Open Loop Air Cooling
For this open cooling a part of the compressed air is removed on different pressure levels from the compressor and used for the cooling of combustion chamber and turbine blades. The extracted cooling air must be cooled down, before it used as cooling air in the turbine. After cooling of turbine components the cooling air is mixed in the turbine with the main gas flow.
Several concepts are available for matching the cooling requirements to the CCPP.
Open cooling concepts can be used for cooling the compressed cooling air:
- Water injection (quench cooler)
- Steam injection
- Water-Steam cooling in heat exchangers
For avoiding the loss of demineralised make-up water and the loss of evaporating heat energy in the exhaust gas, the use of water-steam-cycle for the air cooling in CCPP is the most economical solution.
GT-Air Cooler (Air/Water-Steam Heat Exchanger):
The air/water-steam cooler works as a steam generator. The cooling water is supplied from the feed water of the steam turbine cycle. In the gas turbine cooler the water is evaporated, superheated and return to the steam cycle.
The air/water-steam cooler has limitations of operation range. For a given bundle geometry the limitations depends on ambient temperature and inlet temperature/pressure of cooling water.
For more information on Air/Water-Steam GT-Cooler see:
"AIR COOLER FOR POWER STATION PLANT AND USE OF SUCH AN AIR COOLER"
Inventor: YOUSSEF MUSTAFA (CH)
Applicant: ALSTOM TECHNOLOGY LTD (CH)
EP 1590603: GT Cooler
Closed-loop steam cooling
This steam cooling system permits the higher firing temperatures required for increased efficiency. Gas turbine cooling steam is supplied from the steam turbine cycle. The steam cools the gas turbine and return to the steam cycle. The closed loop steam cooling is in the development.

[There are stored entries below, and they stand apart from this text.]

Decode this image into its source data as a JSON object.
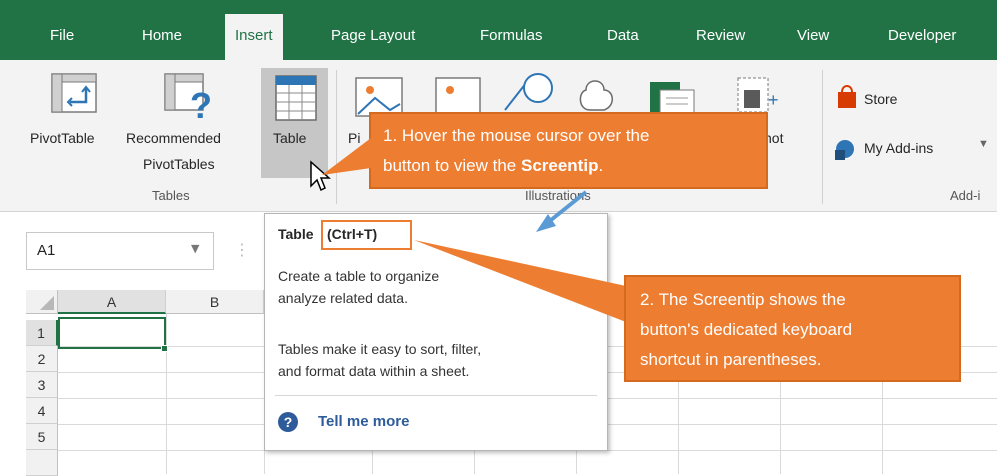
{
  "tabs": [
    "File",
    "Home",
    "Insert",
    "Page Layout",
    "Formulas",
    "Data",
    "Review",
    "View",
    "Developer"
  ],
  "active_tab": "Insert",
  "ribbon": {
    "pivottable": "PivotTable",
    "recommended_line1": "Recommended",
    "recommended_line2": "PivotTables",
    "table": "Table",
    "pictures_partial": "Pi",
    "screenshot_partial": "shot",
    "store": "Store",
    "my_addins": "My Add-ins",
    "group_tables": "Tables",
    "group_illustrations": "Illustrations",
    "group_addins": "Add-i"
  },
  "formula_bar": {
    "name_box": "A1"
  },
  "grid": {
    "columns": [
      "A",
      "B"
    ],
    "rows": [
      "1",
      "2",
      "3",
      "4",
      "5"
    ]
  },
  "screentip": {
    "title": "Table",
    "shortcut": "(Ctrl+T)",
    "desc_line1": "Create a table to organize",
    "desc_line1_tail": "d",
    "desc_line2": "analyze related data.",
    "desc_line3": "Tables make it easy to sort, filter,",
    "desc_line4": "and format data within a sheet.",
    "tell_me_more": "Tell me more"
  },
  "callouts": {
    "one_line1": "1. Hover the mouse cursor over the",
    "one_line2_prefix": "button to view the ",
    "one_line2_bold": "Screentip",
    "one_line2_suffix": ".",
    "two_line1": "2. The Screentip shows the",
    "two_line2": "button's dedicated keyboard",
    "two_line3": "shortcut in parentheses."
  },
  "colors": {
    "excel_green": "#217346",
    "callout_orange": "#ed7d31",
    "arrow_blue": "#5b9bd5",
    "link_blue": "#2e5c9a"
  }
}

GE Power Systems developed the closed loop steam cooling (H System). The GE's H System permits the higher firing temperatures and designed with the capability to achieve 60% thermal efficiency.

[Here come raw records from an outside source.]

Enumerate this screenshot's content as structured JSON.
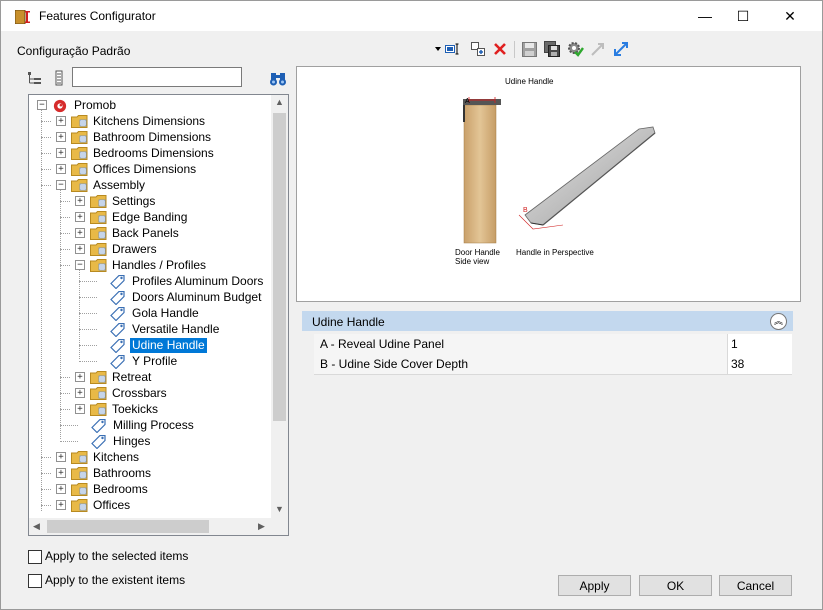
{
  "window": {
    "title": "Features Configurator",
    "minimize": "—",
    "maximize": "☐",
    "close": "✕"
  },
  "config_label": "Configuração Padrão",
  "search": {
    "value": "",
    "placeholder": ""
  },
  "tree": {
    "root": "Promob",
    "items": [
      "Kitchens Dimensions",
      "Bathroom Dimensions",
      "Bedrooms Dimensions",
      "Offices Dimensions",
      "Assembly",
      "Settings",
      "Edge Banding",
      "Back Panels",
      "Drawers",
      "Handles / Profiles",
      "Profiles Aluminum Doors",
      "Doors Aluminum Budget",
      "Gola Handle",
      "Versatile Handle",
      "Udine Handle",
      "Y Profile",
      "Retreat",
      "Crossbars",
      "Toekicks",
      "Milling Process",
      "Hinges",
      "Kitchens",
      "Bathrooms",
      "Bedrooms",
      "Offices"
    ],
    "selected": "Udine Handle"
  },
  "preview": {
    "title": "Udine Handle",
    "label_side_1": "Door Handle",
    "label_side_2": "Side view",
    "label_persp": "Handle in Perspective",
    "mark_a": "A",
    "mark_b": "B"
  },
  "property_grid": {
    "header": "Udine Handle",
    "rows": [
      {
        "name": "A - Reveal Udine Panel",
        "value": "1"
      },
      {
        "name": "B - Udine Side Cover Depth",
        "value": "38"
      }
    ]
  },
  "footer": {
    "apply_selected": "Apply to the selected items",
    "apply_existent": "Apply to the existent items",
    "apply": "Apply",
    "ok": "OK",
    "cancel": "Cancel"
  },
  "colors": {
    "selection": "#0078d7",
    "pg_header": "#c3d8ee",
    "folder": "#e8b947",
    "delete_red": "#e02020"
  }
}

The gas turbine cooling system is integrated with the steam cycle. The supply of cooling steam is from HP steam turbine exhaust. The steam is delivered to the gas turbine stationary parts through casing connections and to the rotor through a conventional gland connection. The cooling steam is returned to the steam cycle at the reheat line.
If the gas turbine steam cooling (H System) of GE Power Systems and the gas turbine vacuum expansion of TPT used in a combined cycle plant, then a net thermal efficiency of over 62% is expected.